RT: Well, it was partly based on what I learned from early HIV support groups I was part of years ago. And more recently, I’ve met local gay people living with Parkinson’s and I figured, let’s start a group! It’s a peer support group. We’re not therapists, but we’ve all been there, and we have ideas, and Parkinson’s can be a very isolating illness. It’s – I don’t want to say embarrassing – but you’re often not comfortable having people know that you have Parkinson’s. You might walk funny. You’ve got these shakes. Dyskinesia is the term for involuntary body movements that can appear odd, and make you feel uncomfortable going out in public. This group gives you a way to be with other people who know exactly what you’re going through. And we’re focused on both people with Parkinson’s and their caregivers. At one of our earliest meetings, there were two caregivers present, and they were so excited to be able to talk to each other and say, “Oh, you’re going through this too.”
JM: What is the format of the group?
RT: We host two support group meetings each month, on the second and fourth Thursday, at 1:00PM at the New Orleans Pride Center.
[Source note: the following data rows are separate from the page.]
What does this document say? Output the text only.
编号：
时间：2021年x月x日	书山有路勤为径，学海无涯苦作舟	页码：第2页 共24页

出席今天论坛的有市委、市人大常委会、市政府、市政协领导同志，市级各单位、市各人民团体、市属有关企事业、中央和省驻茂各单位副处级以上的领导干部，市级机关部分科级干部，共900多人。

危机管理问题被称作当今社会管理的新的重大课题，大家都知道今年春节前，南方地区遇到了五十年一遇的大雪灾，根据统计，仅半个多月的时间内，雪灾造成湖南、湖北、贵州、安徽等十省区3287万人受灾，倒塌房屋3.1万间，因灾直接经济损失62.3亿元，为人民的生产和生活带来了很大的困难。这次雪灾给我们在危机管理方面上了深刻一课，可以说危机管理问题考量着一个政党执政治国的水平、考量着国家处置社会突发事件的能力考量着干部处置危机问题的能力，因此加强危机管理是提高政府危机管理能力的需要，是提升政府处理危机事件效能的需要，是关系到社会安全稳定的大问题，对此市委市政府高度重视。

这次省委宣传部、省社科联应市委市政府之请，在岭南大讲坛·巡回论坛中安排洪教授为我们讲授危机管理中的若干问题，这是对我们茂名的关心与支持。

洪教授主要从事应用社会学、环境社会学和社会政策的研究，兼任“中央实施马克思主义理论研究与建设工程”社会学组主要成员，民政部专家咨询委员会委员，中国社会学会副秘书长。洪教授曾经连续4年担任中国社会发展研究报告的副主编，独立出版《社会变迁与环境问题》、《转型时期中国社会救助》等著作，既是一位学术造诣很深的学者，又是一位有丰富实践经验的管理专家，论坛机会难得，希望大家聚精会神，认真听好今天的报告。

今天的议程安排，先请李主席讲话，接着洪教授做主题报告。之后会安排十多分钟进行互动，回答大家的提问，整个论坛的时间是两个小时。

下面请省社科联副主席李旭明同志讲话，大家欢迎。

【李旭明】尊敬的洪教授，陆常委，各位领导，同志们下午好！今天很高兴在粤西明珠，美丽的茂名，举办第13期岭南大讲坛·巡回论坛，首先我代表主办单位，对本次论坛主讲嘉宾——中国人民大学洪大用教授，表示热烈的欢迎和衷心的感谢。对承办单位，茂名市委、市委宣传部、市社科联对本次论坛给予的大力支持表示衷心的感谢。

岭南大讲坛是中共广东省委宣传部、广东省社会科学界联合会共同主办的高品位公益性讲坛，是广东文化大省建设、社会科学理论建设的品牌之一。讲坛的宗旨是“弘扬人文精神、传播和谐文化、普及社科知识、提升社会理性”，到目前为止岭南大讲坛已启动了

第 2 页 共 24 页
And we also have a social event once a month; a dinner out, or meeting for coffee somewhere, or a movie night, something we can do together outside the support group setting.
JM: What would you say to someone who’s just learning that they – or their loved ones – have Parkinson’s?
RT: Get physically active. Physical activity is so important for delaying progression of Parkinson’s. It’s not always easy due to the dopamine changes in the in the brain. You may feel a lack of motivation, apathy, or depression. It’s hard to get out there and be physically active when you’re feeling broken. But physical activity is very good for Parkinson’s. Yoga, Tai Chi, lifting weights, swimming, riding a bicycle, walking – whatever works for you. All these things are good for delaying the progression of Parkinson’s. But the real first thing I would tell people is this: It’s not the end of the world. It’s a new thing that we’re having to deal with. It’s a change in our lives. But you can live a long time with Parkinson’s. Doctors frequently say, “You don’t die from Parkinson’s; you die with Parkinson’s. We can get through this. But being physically active really helps, so I emphasize that as much as I can.
JM: Is there anything I haven’t asked you about that you’d like for people to know about Parkinson’s?
RT: It’s a growing problem in the US, partly due to environmental factors. There are certain pesticides and herbicides, neurotoxins that have been shown to increase the likelihood of people getting Parkinson’s. And there may be a genetic component for some people who get it. But I really want to emphasize that this is something we can get through together. And there’s a lot of information available to you. I’m happy to help people with that. I recently read a quote from Steve Gleason’s [former Saints football player] memoir. He said that he can’t control the fact that he has ALS, but he CAN control his response to it. So, I’d adapt that to say, “I cannot control that I have Parkinson’s, but I can control my response to it.” It’s important to be self-empowered, to be proactive, and not just let it “happen” to you. I’ve been HIV positive now for 40 years. I’ve learned how to be proactive in dealing with that, and I can do the same with Parkinson’s.
JM: Thank you so much, Robert, for the incredible work that you are doing for people in our community who are dealing with this.